Extreme Precipitation and Climate Change

Extreme precipitation events have increased in frequency and intensity in the U.S. and across many regions of the world since the 1950s. These events are defined as instances in which the amount of rain or snow experienced in a location substantially exceeds what is normal. In the contiguous United States, annual precipitation has increased at a rate of .2 inches per decade since 1901, with extreme precipitation events outpacing this trend. The Midwest and Northeast have experienced the strongest increases in heavy precipitation events.

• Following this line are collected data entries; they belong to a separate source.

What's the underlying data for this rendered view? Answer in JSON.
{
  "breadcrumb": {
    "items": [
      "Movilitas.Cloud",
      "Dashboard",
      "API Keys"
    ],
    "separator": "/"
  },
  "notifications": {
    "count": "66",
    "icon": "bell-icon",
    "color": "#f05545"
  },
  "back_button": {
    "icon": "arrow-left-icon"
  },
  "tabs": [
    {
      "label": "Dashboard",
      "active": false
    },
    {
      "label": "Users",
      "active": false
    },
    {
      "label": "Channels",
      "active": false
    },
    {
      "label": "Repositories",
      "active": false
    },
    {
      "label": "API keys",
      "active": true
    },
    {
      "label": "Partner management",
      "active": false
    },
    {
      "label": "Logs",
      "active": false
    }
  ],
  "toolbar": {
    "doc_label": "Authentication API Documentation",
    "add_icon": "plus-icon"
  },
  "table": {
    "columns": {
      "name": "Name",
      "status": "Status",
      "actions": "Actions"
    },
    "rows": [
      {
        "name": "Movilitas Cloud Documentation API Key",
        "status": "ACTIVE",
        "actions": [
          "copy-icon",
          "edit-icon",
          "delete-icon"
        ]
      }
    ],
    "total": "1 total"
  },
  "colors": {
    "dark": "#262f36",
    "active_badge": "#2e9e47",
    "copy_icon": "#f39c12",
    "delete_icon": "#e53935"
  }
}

Scientists expect these trends to continue as the planet warms. For each degree Celsius of warming, the air’s capacity for water vapor goes up by about 7 percent. An atmosphere with more moisture can produce more intense precipitation events, which is exactly what has been observed.

Increases in heavy precipitation may not always lead to an increase in total precipitation over a season or over the year. Some climate models project a decrease in moderate rainfall and an increase in the length of dry periods, which offsets the increased precipitation occurring during heavy events. However, the combination of more intense precipitation and an increased frequency of extreme events can lead to changes in overall precipitation levels.

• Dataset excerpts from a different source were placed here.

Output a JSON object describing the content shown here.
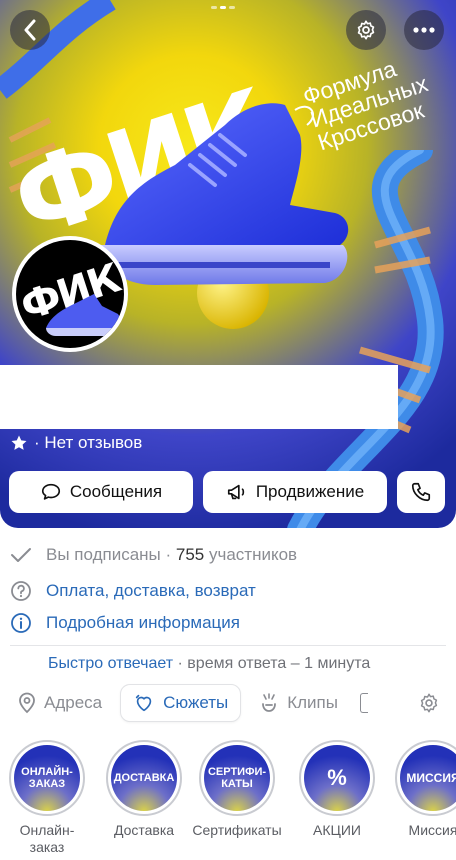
{
  "hero": {
    "logo_text": "ФИК",
    "tagline_lines": [
      "Формула",
      "Идеальных",
      "Кроссовок"
    ],
    "reviews_text": "· Нет отзывов"
  },
  "actions": {
    "messages": "Сообщения",
    "promotion": "Продвижение"
  },
  "info": {
    "subscribed": "Вы подписаны ·",
    "members_count": "755",
    "members_word": "участников",
    "payment": "Оплата, доставка, возврат",
    "details": "Подробная информация",
    "fast_reply": "Быстро отвечает",
    "reply_time": "· время ответа – 1 минута"
  },
  "tabs": {
    "addresses": "Адреса",
    "stories": "Сюжеты",
    "clips": "Клипы"
  },
  "stories": [
    {
      "bubble": "ОНЛАЙН-ЗАКАЗ",
      "caption": "Онлайн-заказ"
    },
    {
      "bubble": "ДОСТАВКА",
      "caption": "Доставка"
    },
    {
      "bubble": "СЕРТИФИ-КАТЫ",
      "caption": "Сертификаты"
    },
    {
      "bubble": "%",
      "caption": "АКЦИИ"
    },
    {
      "bubble": "МИССИЯ",
      "caption": "Миссия"
    }
  ],
  "colors": {
    "accent": "#2a6ab8",
    "muted": "#8a8c92",
    "hero_blue": "#2331b8",
    "hero_yellow": "#f2d70d"
  }
}
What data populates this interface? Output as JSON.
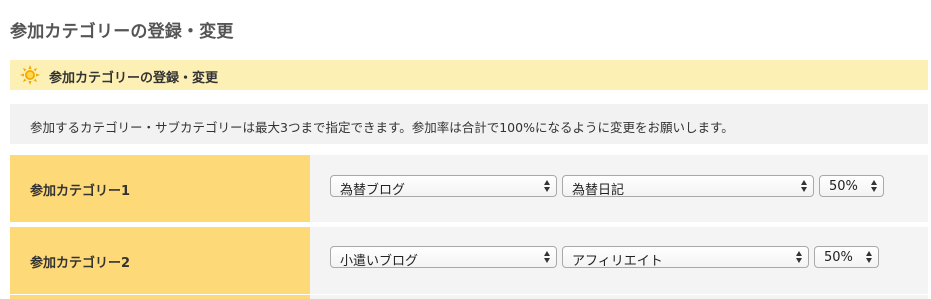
{
  "page_title": "参加カテゴリーの登録・変更",
  "section": {
    "title": "参加カテゴリーの登録・変更",
    "icon": "sun-icon"
  },
  "info_text": "参加するカテゴリー・サブカテゴリーは最大3つまで指定できます。参加率は合計で100%になるように変更をお願いします。",
  "rows": [
    {
      "label": "参加カテゴリー1",
      "category": "為替ブログ",
      "subcategory": "為替日記",
      "rate": "50%"
    },
    {
      "label": "参加カテゴリー2",
      "category": "小遣いブログ",
      "subcategory": "アフィリエイト",
      "rate": "50%"
    }
  ],
  "colors": {
    "header_bg": "#fdf0b4",
    "row_head_bg": "#fed977",
    "row_body_bg": "#f4f4f4",
    "sun_icon": "#f5a800"
  }
}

Threats posed by heavy precipitation

The most immediate impact of heavy precipitation is the potential of flooding. This risk can be heightened in urban areas where non-permeable pavement forces water to quickly run off into sewer systems.

Excessive precipitation can also degrade water quality, harming human health, aquatic ecosystems, and fishery operations. Stormwater runoff, which often includes pollutants like heavy metals, pesticides, nitrogen, and phosphorus, can end up in lakes, streams, and bays. This is an issue especially in the many cities in the United States that use a combined sewer system, where both stormwater and wastewater are mixed, treated, and released. Heavy rainfall can overwhelm such systems, sending excess stormwater, wastewater, and untreated sewage directly into bodies of water.

In addition to flooding, heavy precipitation also increases the risk of landslides. This occurs when above-normal precipitation raises the water table and saturates the ground, causing slopes to lose their stability. Washington state, which has a particularly high risk of landslides due to its terrain, anticipates they will become more frequent as a result of climate change-induced increases in heavy downpours.

Recent disasters caused by extreme precipitation include:

  • Extreme rainfall in the summer of 2022 led to flooding that overwhelmed water treatment plants in Jackson, Mississippi, killing three people and leaving more than 150,000 without drinking water. In late July, extreme precipitation caused 8-12 inches of rain fall around St. Louis and 5-10 inches across eastern Kentucky and caused the North Fork of the Kentucky River to reach a new peak height.
  • In August 2021, Tennessee saw extreme precipitation of up to 22 inches in 24 hours, breaking records for the region. This led to widespread flooding and the deaths of at least 21 people.
  • In August 2017, Hurricane Harvey dumped 48 inches of rain on Houston, breaking the U.S. record for most rainfall from a single event and demonstrating that the biggest threat from tropical cyclones is not always coastal flooding and wind damage. Damages from this event are estimated at over $148.8 billion (in 2022 dollars) and more than 89 fatalities were recorded.

How to Build Resilience

In order to reduce the likelihood of extreme precipitation events from occurring, it is critical to address greenhouse gas emissions that are driving it by reducing fossil fuel use and taking other emissions reductions actions. Simultaneously, communities can build resilience against the damaging effects of extreme precipitation by:

  • updating zoning regulations and building codes so that existing and new buildings and infrastructure are built in areas that are less prone to flooding or on higher ground and can withstand future changes in flooding.
  • investing in flood control infrastructure, including grey infrastructure like seawalls and levees if needed, as well as green infrastructure solutions like installing green roofs, enhancing the urban tree canopy, and conserving lands like wetlands. Green infrastructure can be less expensive to maintain and bolster stormwater management capacity while offering significant co-benefits such as enhanced water and air quality and recreational opportunities.
  • limiting the use of non-permeable surfaces like pavement and concrete in urban areas or replacing pavement with green infrastructure that can absorb flood waters and reduce runoff during storms. (See the Hoboken, N.J., Solutions Story.)
  • incentivizing residents to take flood risk reduction actions like floodproofing and home elevation.
  • separating storm water systems from wastewater systems, using holding ponds, or increasing water treatment capacity to avoid sending untreated sewage into local waterways.
  • encouraging residents to purchase flood insurance to cover property losses and business disruptions. When communities implement certain flood risk reduction strategies, they can receive discounted flood insurance rates through the National Flood Insurance Program’s Community Rating System.
  • creating strong flood warning systems for residents.

The Climate Mapping for Resilience and Adaptation portal helps communities understand and plan for their climate risks today and in the future, including a real-time map of wildfire, drought, flooding, and extreme heat across the United States.